Diese Ausführungen machten aus Sicht des OLG Frankfurt deutlich, dass nach Ansicht des Wirtschaftsprüfers das zentrale Problem darin liege, dass bei der Antragsgegnerin bestimmte Daten nicht vorrätig seien. Offenbar gehe er davon aus, dass es grundsätzlich möglich wäre, die entsprechenden Daten und Unterlagen zu beschaffen. Eine solche Beschaffung bei dem Unternehmen nicht vorrätiger Daten und Unterlagen sei jedoch von dem Anspruch auf Bucheinsicht nach § 87c Abs. 4 HGB nicht mehr umfasst, da sich dieser Anspruch – wie dargelegt – auf diejenigen Unterlagen beschränke, die sich bei dem Unternehmer befänden.

Die Antragsgegnerin habe den Anspruch des Antragstellers aus § 87c Abs. 4 HGB auch erst nach dem Erlass des Zwischenschiedsspruchs erfüllt (§ 767 Abs. 2 ZPO analog).

Der Vollständigkeit halber führten die Richter aus, dass der Antragsteller durch die dargestellte Begrenzung des Anspruchs auf Bucheinsicht auf beim Unternehmer vorrätige Daten und Unterlagen auch keineswegs rechtsschutzlos gestellt sei.

Wenn nämlich ein Handelsvertreter, die ihm durch § 87c Abs. 4 HGB eröffnete Möglichkeit zur Nachprüfung des Buchauszuges erfolglos erschöpft habe, wenn also z.

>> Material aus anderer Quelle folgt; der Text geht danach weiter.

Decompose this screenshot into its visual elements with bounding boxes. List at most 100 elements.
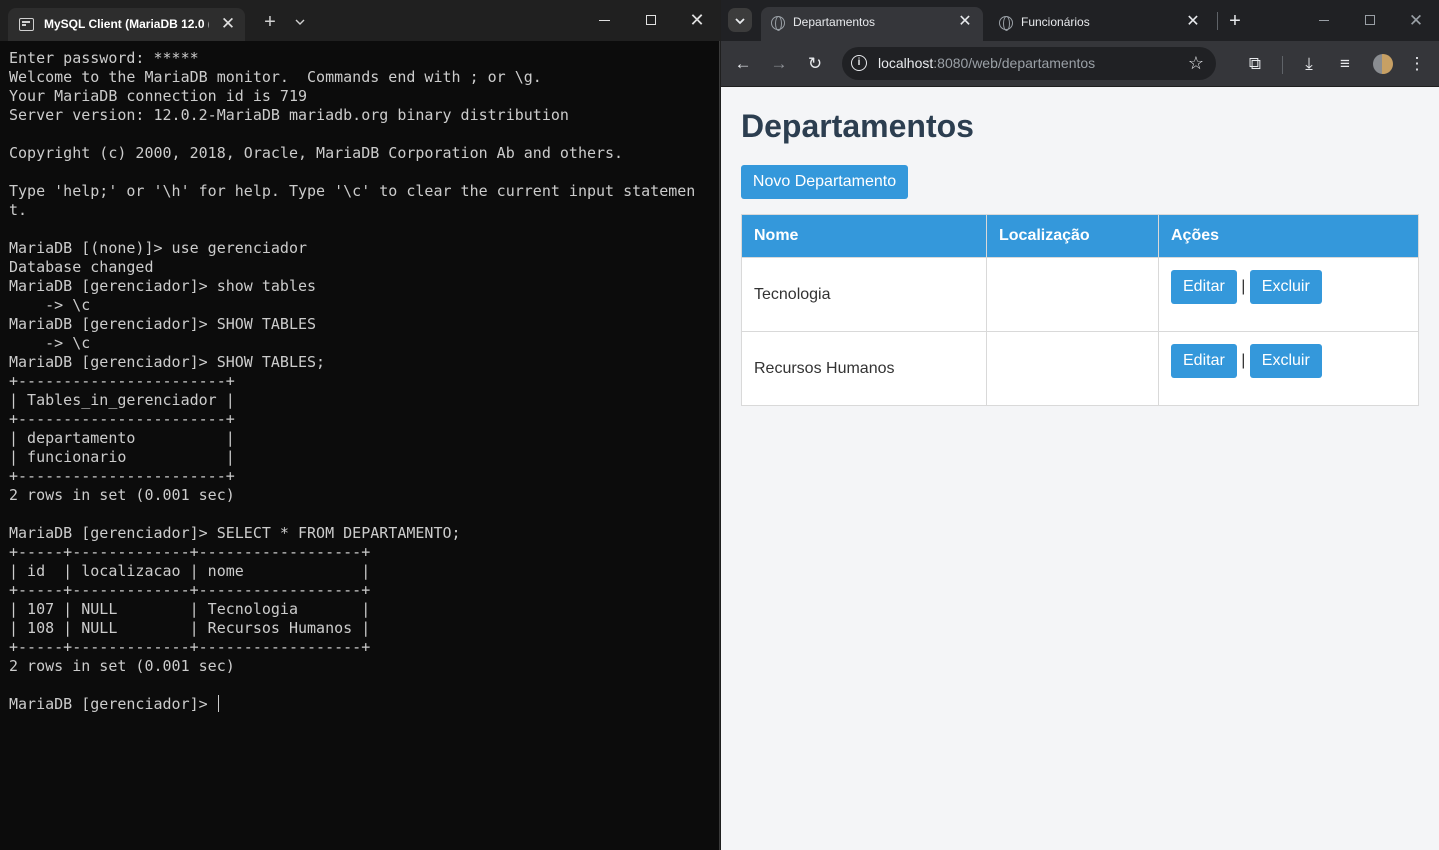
close-tab-icon[interactable]: ✕ xyxy=(217,13,239,35)
terminal-line: MariaDB [gerenciador]> SHOW TABLES; xyxy=(9,353,326,371)
minimize-icon xyxy=(1319,20,1329,21)
delete-button[interactable]: Excluir xyxy=(1249,344,1322,378)
column-header-localizacao: Localização xyxy=(986,214,1159,258)
cell-acoes: Editar | Excluir xyxy=(1158,257,1419,332)
address-bar[interactable]: i localhost:8080/web/departamentos ☆ xyxy=(842,47,1216,80)
profile-avatar[interactable] xyxy=(1373,54,1393,74)
minimize-button[interactable] xyxy=(1301,0,1347,41)
terminal-tab-bar: MySQL Client (MariaDB 12.0 (x64)) ✕ + ✕ xyxy=(0,0,720,41)
terminal-line: Server version: 12.0.2-MariaDB mariadb.o… xyxy=(9,106,569,124)
url-text[interactable]: localhost:8080/web/departamentos xyxy=(878,55,1095,71)
chevron-down-icon[interactable] xyxy=(289,10,311,34)
terminal-tab[interactable]: MySQL Client (MariaDB 12.0 (x64)) ✕ xyxy=(8,8,245,41)
close-window-button[interactable]: ✕ xyxy=(674,0,720,41)
table-row: Recursos Humanos Editar | Excluir xyxy=(741,331,1419,406)
forward-icon[interactable]: → xyxy=(765,50,793,78)
departments-table: Nome Localização Ações Tecnologia Editar… xyxy=(741,214,1419,406)
terminal-output[interactable]: Enter password: ***** Welcome to the Mari… xyxy=(9,49,715,839)
new-tab-button[interactable]: + xyxy=(1223,9,1247,33)
cell-localizacao xyxy=(986,331,1159,406)
browser-window: Departamentos ✕ Funcionários ✕ + ✕ ← → ↻… xyxy=(721,0,1439,850)
terminal-line: MariaDB [gerenciador]> show tables xyxy=(9,277,317,295)
terminal-line: t. xyxy=(9,201,28,219)
terminal-tab-title: MySQL Client (MariaDB 12.0 (x64)) xyxy=(44,17,209,31)
media-control-icon[interactable]: ≡ xyxy=(1331,50,1359,78)
browser-toolbar: ← → ↻ i localhost:8080/web/departamentos… xyxy=(721,41,1439,87)
page-title: Departamentos xyxy=(741,108,974,144)
table-header-row: Nome Localização Ações xyxy=(741,214,1419,258)
terminal-line: Welcome to the MariaDB monitor. Commands… xyxy=(9,68,542,86)
terminal-line: Database changed xyxy=(9,258,154,276)
globe-icon xyxy=(771,16,785,31)
tab-funcionarios[interactable]: Funcionários ✕ xyxy=(989,7,1211,41)
toolbar-divider xyxy=(1282,56,1283,74)
table-row: Tecnologia Editar | Excluir xyxy=(741,257,1419,332)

B. auch die Bucheinsicht keine Klarheit gebracht habe oder wenn Bücher, die eingesehen werden könnten, nicht vorhanden seien, könne er in entsprechender Anwendung der §§ 259, 260 BGB unter den dort normierten Voraussetzungen eine Versicherung des Unternehmers an Eides statt über die Richtigkeit des ihm erteilten Buchauszuges fordern.

Da nach alledem der erhobene Erfüllungseinwand der Antragsgegnerin durchgreife, sei der Antrag auf Vollstreckbarerklärung zurückzuweisen.